Third, while the current model adopts a reactive disruption-management approach—where re-planning is triggered only when a disruption is detected—there is potential to explore proactive disruption-management strategies. Proactive methods aim to anticipate potential disruptions using predictive analytics or simulation models, enabling the system to prepare mitigation strategies in advance. This would improve the model’s responsiveness and robustness in dealing with uncertainties. However, implementing such approaches requires advanced disruption forecasting techniques, which could be developed using historical data, real-time monitoring, or simulation-based models. Fourth, although this study adopts a mid-sized experimental setup for clarity and computational efficiency, the underlying framework is designed to scale to larger, more complex networks. Future research will focus on validating the model under higher shipment volumes and longer planning horizons to evaluate the broader applicability and resilience of the proposed strategies.
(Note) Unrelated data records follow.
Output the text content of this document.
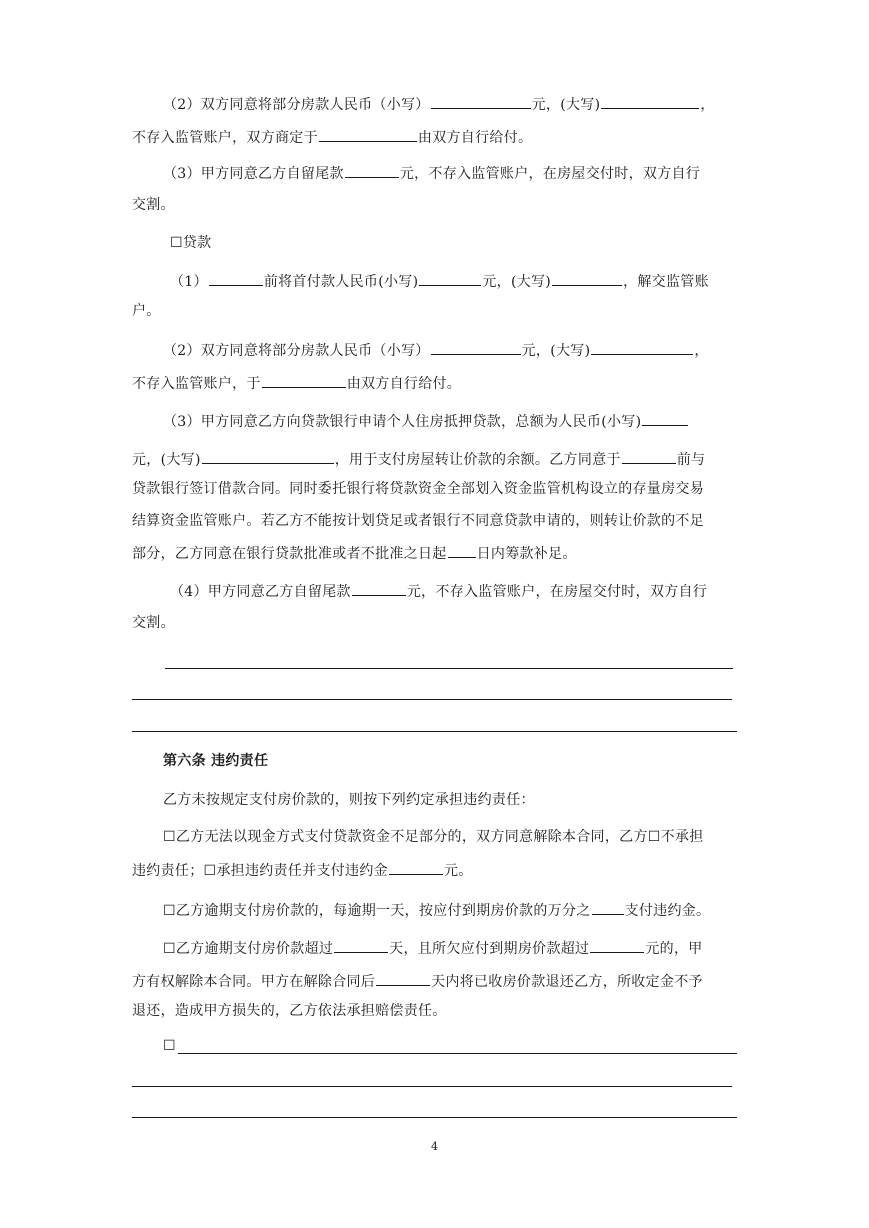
（2）双方同意将部分房款人民币（小写）	元，(大写)	，
不存入监管账户，双方商定于	由双方自行给付。
（3）甲方同意乙方自留尾款	元，不存入监管账户，在房屋交付时，双方自行
交割。
☐贷款
（1）	前将首付款人民币(小写)	元，(大写)	，解交监管账
户。
（2）双方同意将部分房款人民币（小写）	元，(大写)	，
不存入监管账户，于	由双方自行给付。
（3）甲方同意乙方向贷款银行申请个人住房抵押贷款，总额为人民币(小写)
元，(大写)	，用于支付房屋转让价款的余额。乙方同意于	前与
贷款银行签订借款合同。同时委托银行将贷款资金全部划入资金监管机构设立的存量房交易
结算资金监管账户。若乙方不能按计划贷足或者银行不同意贷款申请的，则转让价款的不足
部分，乙方同意在银行贷款批准或者不批准之日起 日内筹款补足。
（4）甲方同意乙方自留尾款	元，不存入监管账户，在房屋交付时，双方自行
交割。
第六条 违约责任
乙方未按规定支付房价款的，则按下列约定承担违约责任：
☐乙方无法以现金方式支付贷款资金不足部分的，双方同意解除本合同，乙方☐不承担
违约责任；☐承担违约责任并支付违约金	元。
☐乙方逾期支付房价款的，每逾期一天，按应付到期房价款的万分之 支付违约金。
☐乙方逾期支付房价款超过	天，且所欠应付到期房价款超过	元的，甲
方有权解除本合同。甲方在解除合同后	天内将已收房价款退还乙方，所收定金不予
退还，造成甲方损失的，乙方依法承担赔偿责任。
☐
4
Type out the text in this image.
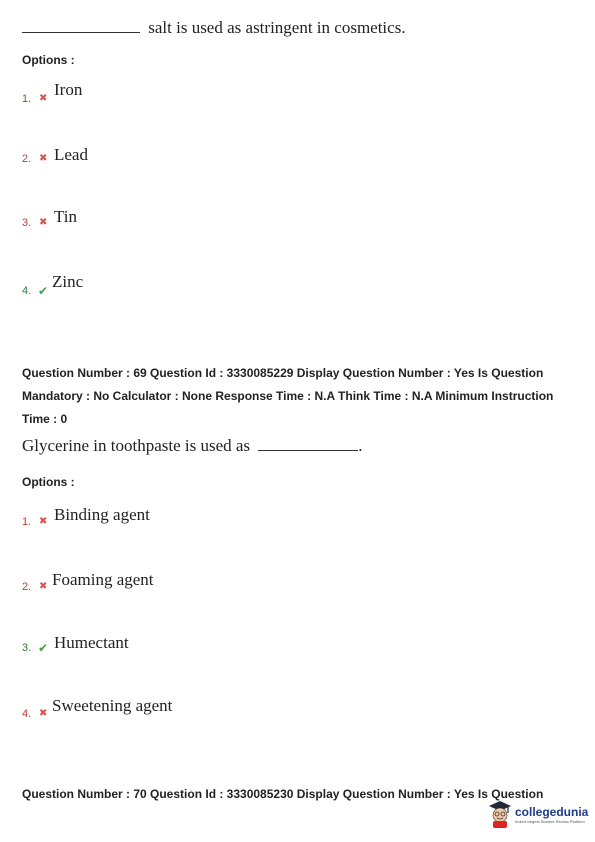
salt is used as astringent in cosmetics.
Options :
1. ✖ Iron
2. ✖ Lead
3. ✖ Tin
4. ✔ Zinc
Question Number : 69 Question Id : 3330085229 Display Question Number : Yes Is Question
Mandatory : No Calculator : None Response Time : N.A Think Time : N.A Minimum Instruction
Time : 0
Glycerine in toothpaste is used as	.
Options :
1. ✖ Binding agent
2. ✖ Foaming agent
3. ✔ Humectant
4. ✖ Sweetening agent
Question Number : 70 Question Id : 3330085230 Display Question Number : Yes Is Question
collegedunia
India's largest Student Review Platform
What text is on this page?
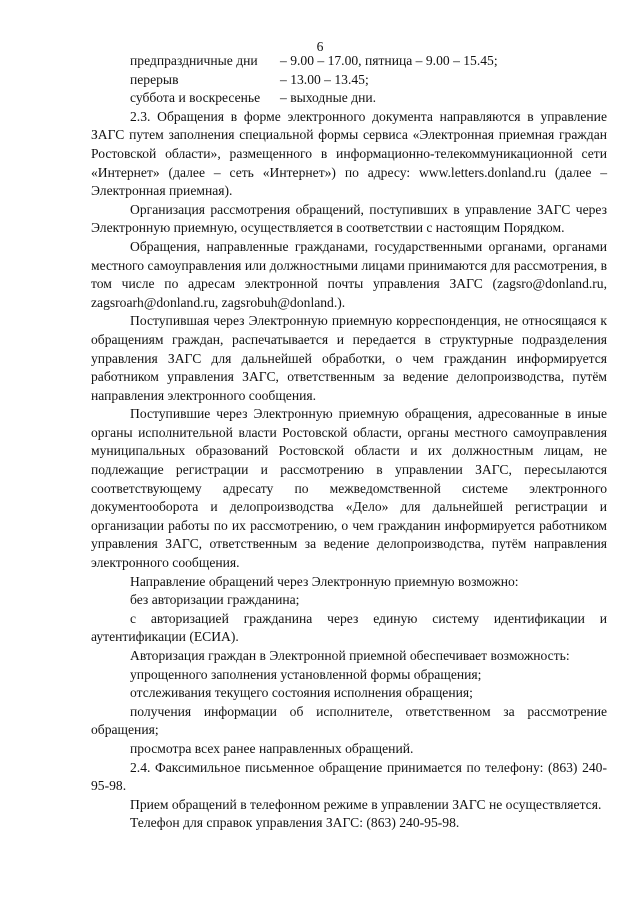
6
предпраздничные дни	– 9.00 – 17.00, пятница – 9.00 – 15.45;
перерыв	– 13.00 – 13.45;
суббота и воскресенье	– выходные дни.

2.3. Обращения в форме электронного документа направляются в управление ЗАГС путем заполнения специальной формы сервиса «Электронная приемная граждан Ростовской области», размещенного в информационно-телекоммуникационной сети «Интернет» (далее – сеть «Интернет») по адресу: www.letters.donland.ru (далее – Электронная приемная).

Организация рассмотрения обращений, поступивших в управление ЗАГС через Электронную приемную, осуществляется в соответствии с настоящим Порядком.

Обращения, направленные гражданами, государственными органами, органами местного самоуправления или должностными лицами принимаются для рассмотрения, в том числе по адресам электронной почты управления ЗАГС (zagsro@donland.ru, zagsroarh@donland.ru, zagsrobuh@donland.).

Поступившая через Электронную приемную корреспонденция, не относящаяся к обращениям граждан, распечатывается и передается в структурные подразделения управления ЗАГС для дальнейшей обработки, о чем гражданин информируется работником управления ЗАГС, ответственным за ведение делопроизводства, путём направления электронного сообщения.

Поступившие через Электронную приемную обращения, адресованные в иные органы исполнительной власти Ростовской области, органы местного самоуправления муниципальных образований Ростовской области и их должностным лицам, не подлежащие регистрации и рассмотрению в управлении ЗАГС, пересылаются соответствующему адресату по межведомственной системе электронного документооборота и делопроизводства «Дело» для дальнейшей регистрации и организации работы по их рассмотрению, о чем гражданин информируется работником управления ЗАГС, ответственным за ведение делопроизводства, путём направления электронного сообщения.

Направление обращений через Электронную приемную возможно:

без авторизации гражданина;

с авторизацией гражданина через единую систему идентификации и аутентификации (ЕСИА).

Авторизация граждан в Электронной приемной обеспечивает возможность:

упрощенного заполнения установленной формы обращения;

отслеживания текущего состояния исполнения обращения;

получения информации об исполнителе, ответственном за рассмотрение обращения;

просмотра всех ранее направленных обращений.

2.4. Факсимильное письменное обращение принимается по телефону: (863) 240-95-98.

Прием обращений в телефонном режиме в управлении ЗАГС не осуществляется.

Телефон для справок управления ЗАГС: (863) 240-95-98.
Fifth, given the multiple strategies available for handling disruptions, a promising direction for future research is the integration of reinforcement learning. By training an agent to select the optimal strategy based on the current state of the network, service availability, demand conditions, and ongoing disruptions, the model could autonomously adapt to varying scenarios, improving its decision-making capabilities over time. This would offer a more dynamic and intelligent approach to disruption management, enhancing the flexibility and resilience of the AIT transportation system.

As a final direction for future research and implementation, the integration of emerging digital technologies such as the Internet of Things (IoT) and blockchain presents a promising opportunity to enhance the operationalization of the proposed disruption-handling strategies [47]. While the current study focuses on the optimization and evaluation of strategies like Reassign with Delay Buffer and (De)Consolidation, these mechanisms can be further strengthened by embedding them within digitally enabled logistics systems. IoT technologies provide real-time data on shipment locations, terminal processes, service disruptions, and transit delays—enabling the dynamic activation of reassignment or consolidation decisions as disruptions unfold. This increased visibility could improve both responsiveness and reliability in time-sensitive freight operations. Blockchain, on the other hand, offers a secure and decentralized ledger that can record and trace strategy activations, rerouting decisions, and transshipment actions in a tamper-proof manner. This is particularly valuable in multi-stakeholder environments where transparency, trust, and verifiability are critical. Exploring the interoperability of these technologies with adaptive intermodal frameworks could enable more resilient, automated, and auditable disruption-management systems in future freight networks.